Walking through a pristine forest is not possible anymore. Even though I can go anywhere I want, it’s not possible to see this place as it once was. I find paths that are cut through a once-wild understory. Someone was here before me. To the left, I could step over a fallen trunk. On the right, a thornbush flourishes. There’s a bridge over the creek. Its wild water has been trained to stay tame now. The streambed is leveled out and the woods are ready for every season.
I can also travel to a remote railroad bridge. It is barren with a stone underpass cased in graffiti. The names of people, long gone, are sheltered by the tracks passing above. I laugh and imagine that they are buttressing the walls with their ink.

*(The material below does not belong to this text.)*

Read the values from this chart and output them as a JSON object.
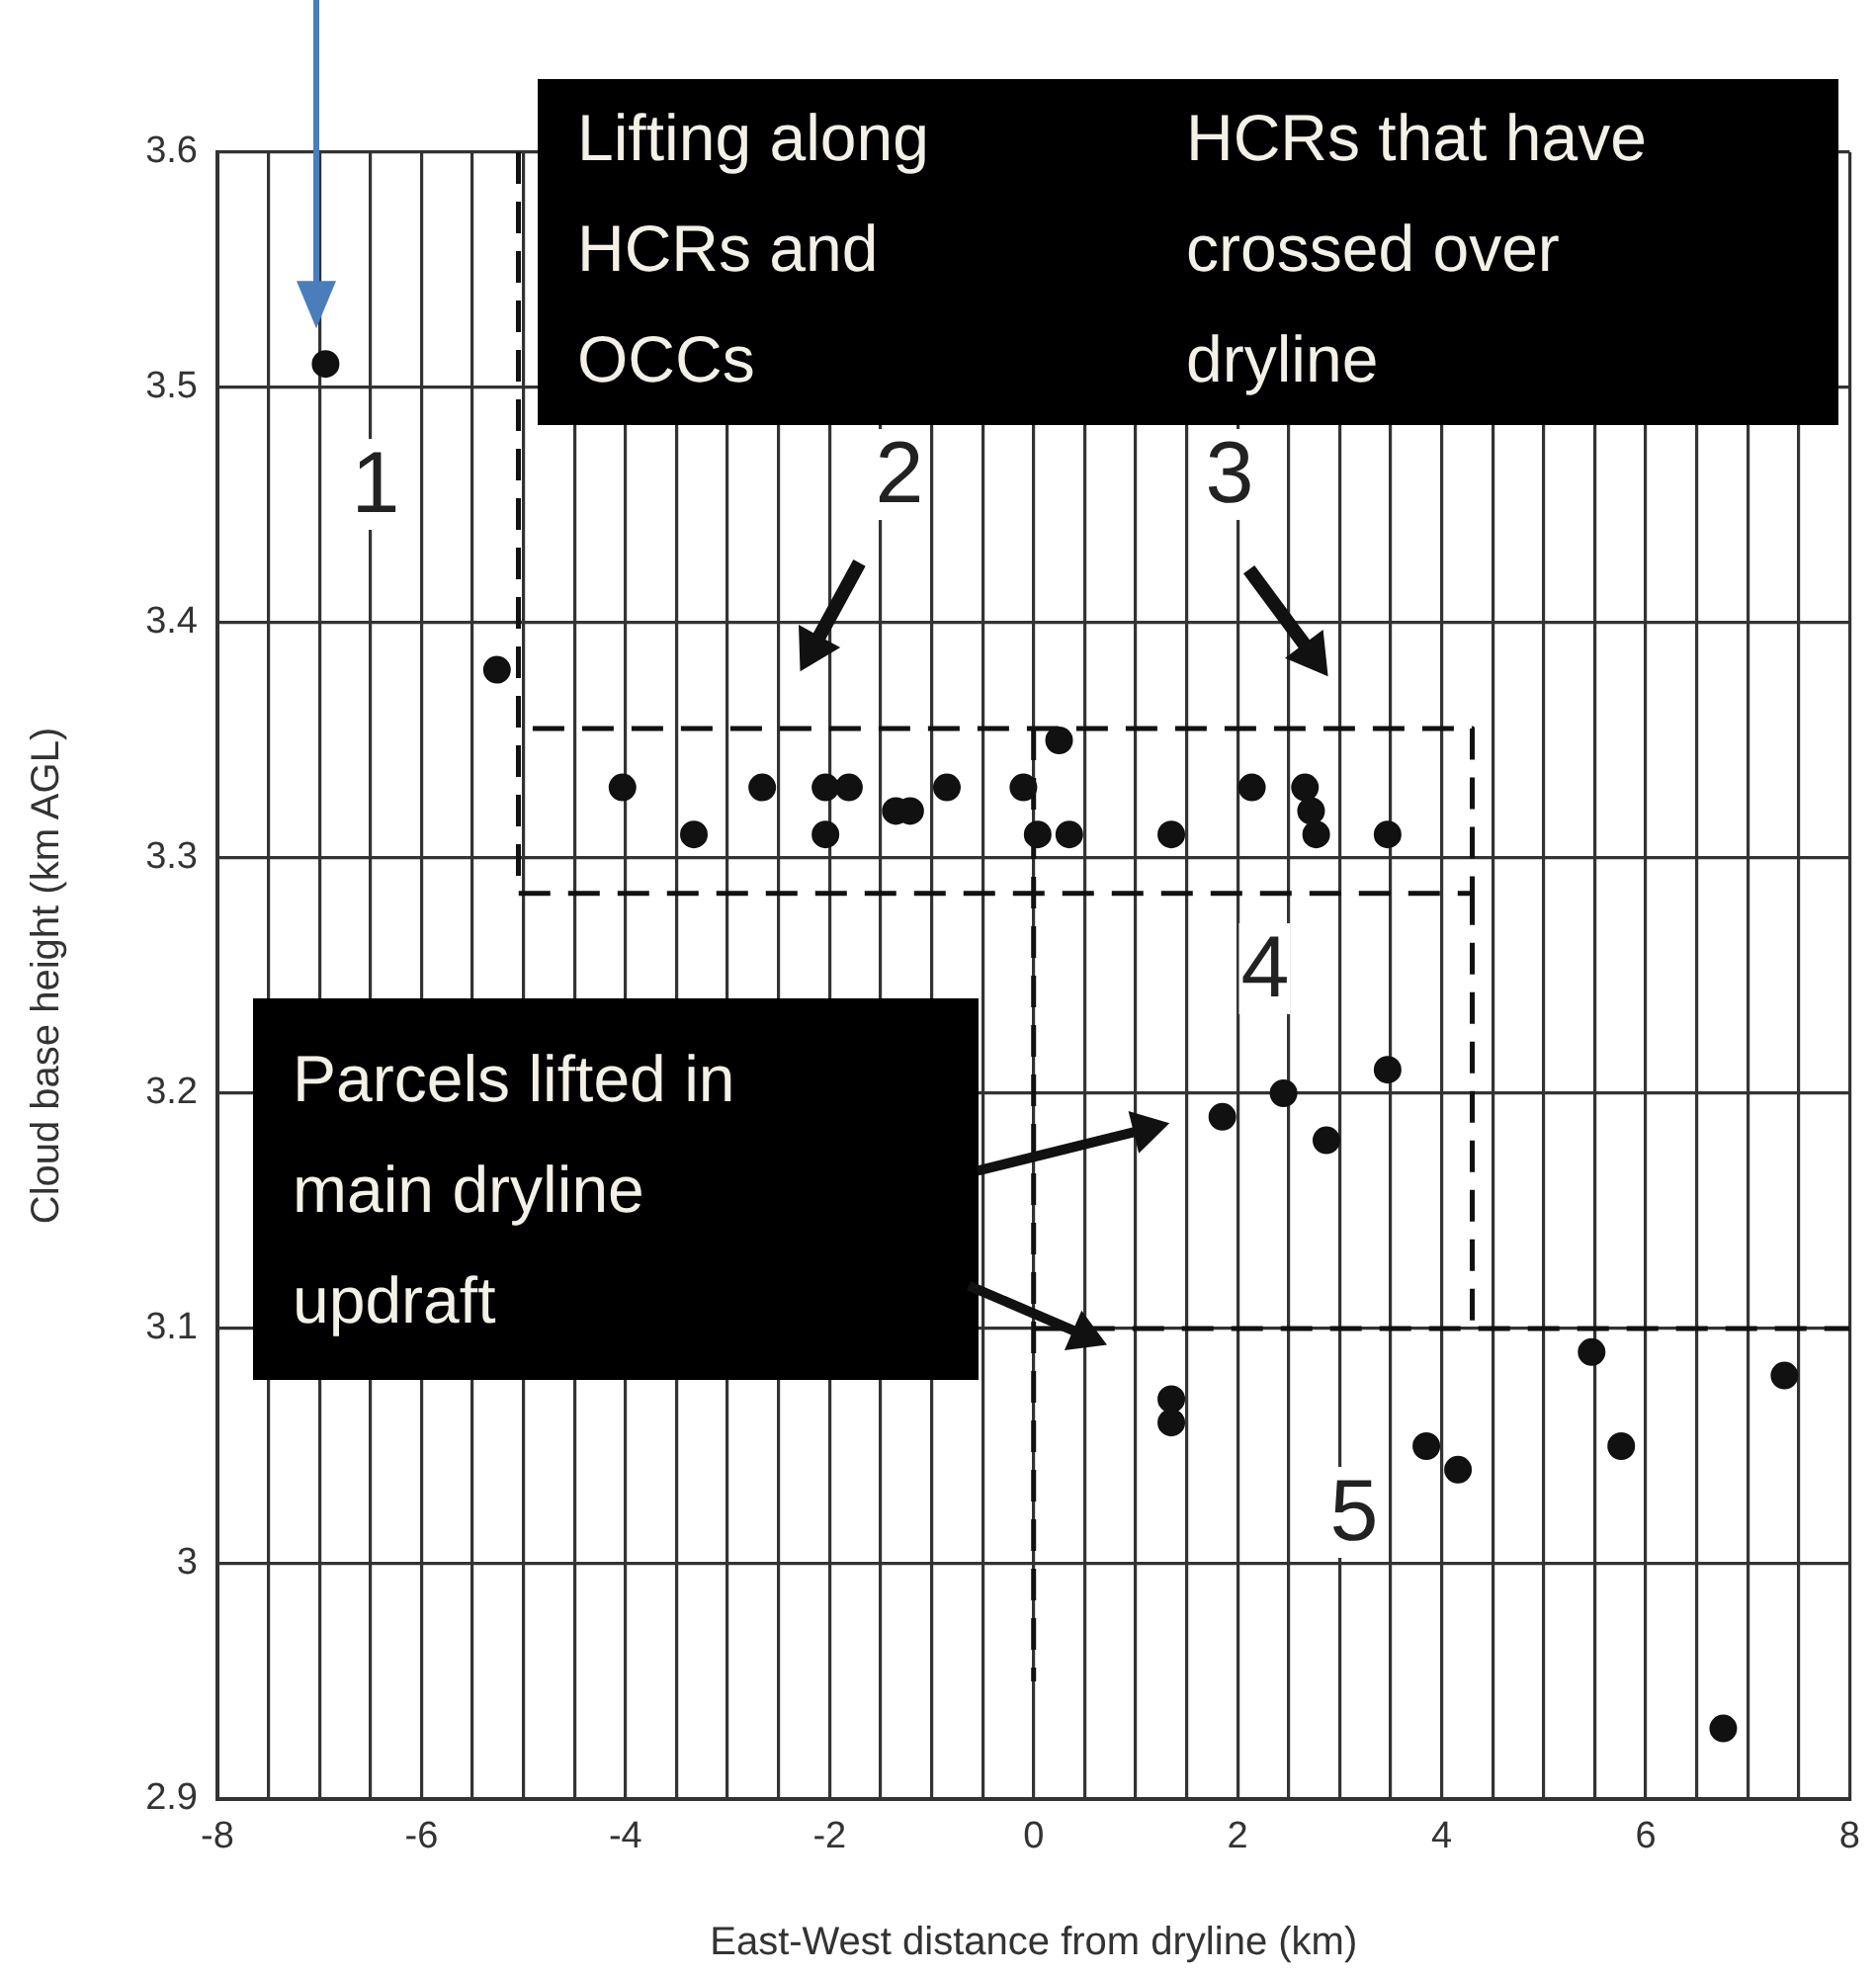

Other names are carved into the stone that will last as long as anything.
My mind has its own paths made of persistent memories. They are reinforced by the phantoms of sad dreams and shadows of regret. I demand that my mind can solve its own dilemmas. When their patterns persist, they show me that I carry their burden anyways. They confuse the neural channels with wasteful thoughts and I grudgingly admit that more will follow. Rarely pristine, my memories should help me grow wiser but instead they make me stumble.
I look around my house and see reminders of when I had been free. Mementos fill the shelves. I wonder who I should remember and where they came from. Many are gifts of old friends’ love. I know someone took time to find them yet I’m heedless and don’t notice them as I pass from one room to the next.
There is plenty to see in my neighborhood. When I walk past the church, I see the trees that have grown tall around it. Their refuge has become its own pristine reality. I see how they too are trails that I can follow. I’m not sad about the changes I see and enjoy them as gifts from an unseen caretaker.